The lily was found near his front porch and has also now found a place where it flourishes in his side yard.
His desire to learn more about gardening grew into a two-year degree from Owens Community College in landscape and turfgrass management.  Because of other commitments, he says it took him three years to complete the degree, graduating in 2005.
He currently has no plans to use the degree for a career, despite currently being unemployed.
"If it is a choice of making a living with gardening and hate it or keep it a hobby and love it, I chose to love it," he said.
That love is apparent in some of the details.
A view of part of Jamie Moosman's back yard and the variety of plants and trees.
Though apologetic for the lack of annuals, Moosman has maintained his perennials and has designed all the landscaping himself. Among his designs is to include accent lighting which highlights both his homes and his gardens.
Being between jobs has limited his discretionary funds to do all he would like in the garden this year.
One of his special trees is a shingle oak tree dedicated to his late father, Dean.
Moosman says his garden areas bloom from mid-June straight through to September.
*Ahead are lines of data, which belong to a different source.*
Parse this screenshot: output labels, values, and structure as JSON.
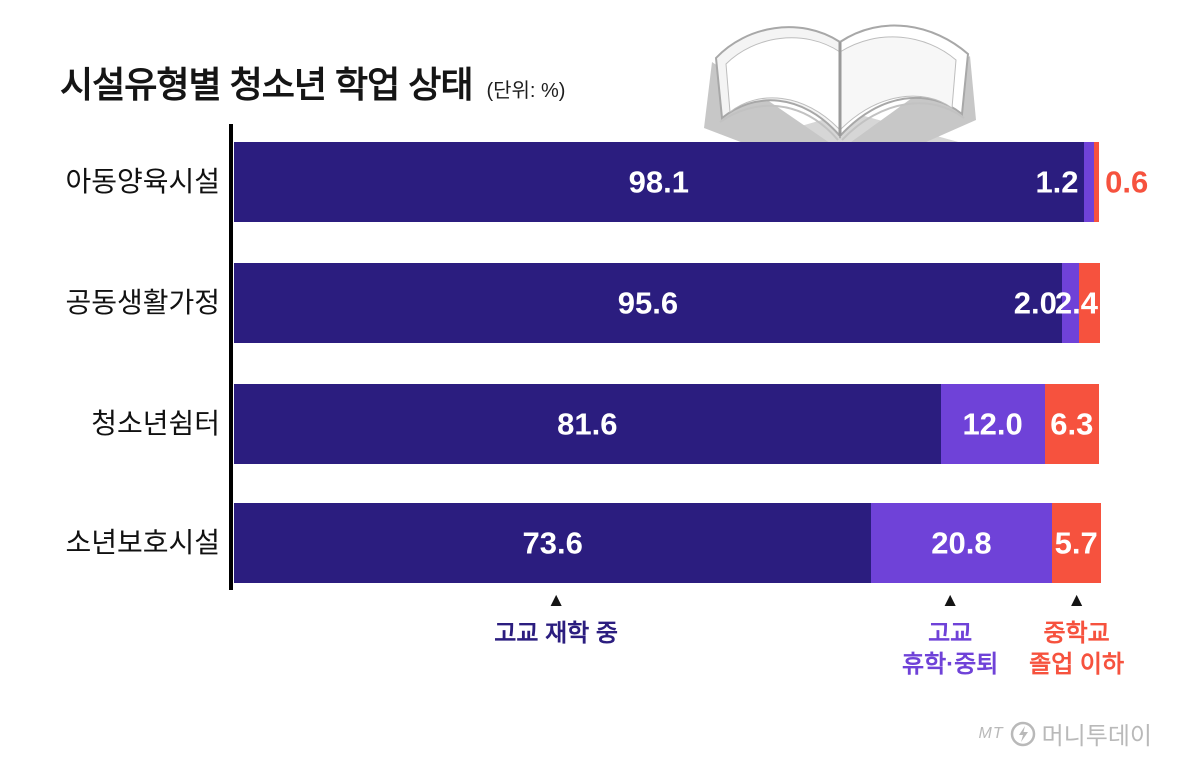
{
  "title": {
    "text": "시설유형별 청소년 학업 상태",
    "unit": "(단위: %)"
  },
  "chart_data": {
    "type": "bar",
    "orientation": "horizontal",
    "stacked": true,
    "title": "시설유형별 청소년 학업 상태",
    "unit": "%",
    "xlim": [
      0,
      100
    ],
    "grid": false,
    "legend_position": "bottom",
    "marker": "▲",
    "categories": [
      "아동양육시설",
      "공동생활가정",
      "청소년쉼터",
      "소년보호시설"
    ],
    "series": [
      {
        "name": "고교 재학 중",
        "color": "#2b1d7f",
        "values": [
          98.1,
          95.6,
          81.6,
          73.6
        ]
      },
      {
        "name": "고교 휴학·중퇴",
        "color": "#6f42d8",
        "values": [
          1.2,
          2.0,
          12.0,
          20.8
        ]
      },
      {
        "name": "중학교 졸업 이하",
        "color": "#f6523e",
        "values": [
          0.6,
          2.4,
          6.3,
          5.7
        ]
      }
    ],
    "annotations": [
      {
        "label": "고교 재학 중",
        "lines": [
          "고교 재학 중"
        ],
        "color": "#2b1d7f",
        "x_percent": 37.2
      },
      {
        "label": "고교 휴학·중퇴",
        "lines": [
          "고교",
          "휴학·중퇴"
        ],
        "color": "#6f42d8",
        "x_percent": 82.7
      },
      {
        "label": "중학교 졸업 이하",
        "lines": [
          "중학교",
          "졸업 이하"
        ],
        "color": "#f6523e",
        "x_percent": 97.3
      }
    ]
  },
  "decor": {
    "book_icon": "open-book-illustration"
  },
  "footer": {
    "brand_mark": "MT",
    "brand_name": "머니투데이"
  }
}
He also pointed to his hydrangea which was in full bloom with showy blue flowers. He explained the plant will either produce pink or blue flowers depending on the soil's  acidity. He was surprised with this year's blue as it has always bloomed pink in year's past. He said he added nothing to change the soil's pH levels.
Another of his show pieces is a towering Rose of Sharon hibiscus that sits along the road at the entrance to his driveway.
"That just says 'summer' to me," Moosman said of the rich colors in the vibrant flowering plant which was in full bloom at the Sentinel's visit.
On the other side of his driveway is an interesting spruce tree which has had all its lower branches removed. That was done primarily to allow he and others leaving his driveway a better view of traffic. A side benefit is it provides an ideal place for shade-loving plants.
A couple of tiger lilies in Jamie Moosman's yard.
Like most gardeners in this area, the heat and drought of the season has forced additional watering to keep his garden lush.
"They need the equivalent of half an inch of rain each week. Moosman says he waters each area twice a week in the absence of rain.
"You should water as early in the morning as possible. You want everything to be dry by the time the sun sets," he recommends.
One of the things the gardener learned, was the design factors of true landscaping.
"Design is like building rooms in outdoor spaces," he said.
His backyard room is a peaceful and restful area ideal for a casual visit or enjoyable place to relax.
One of his next "rooms" being planned for down the road is a "moon garden." He explained a moon garden consists primarily of white-shaded flowering plants. The white colors seem to glow when viewed at night lit only by the moon.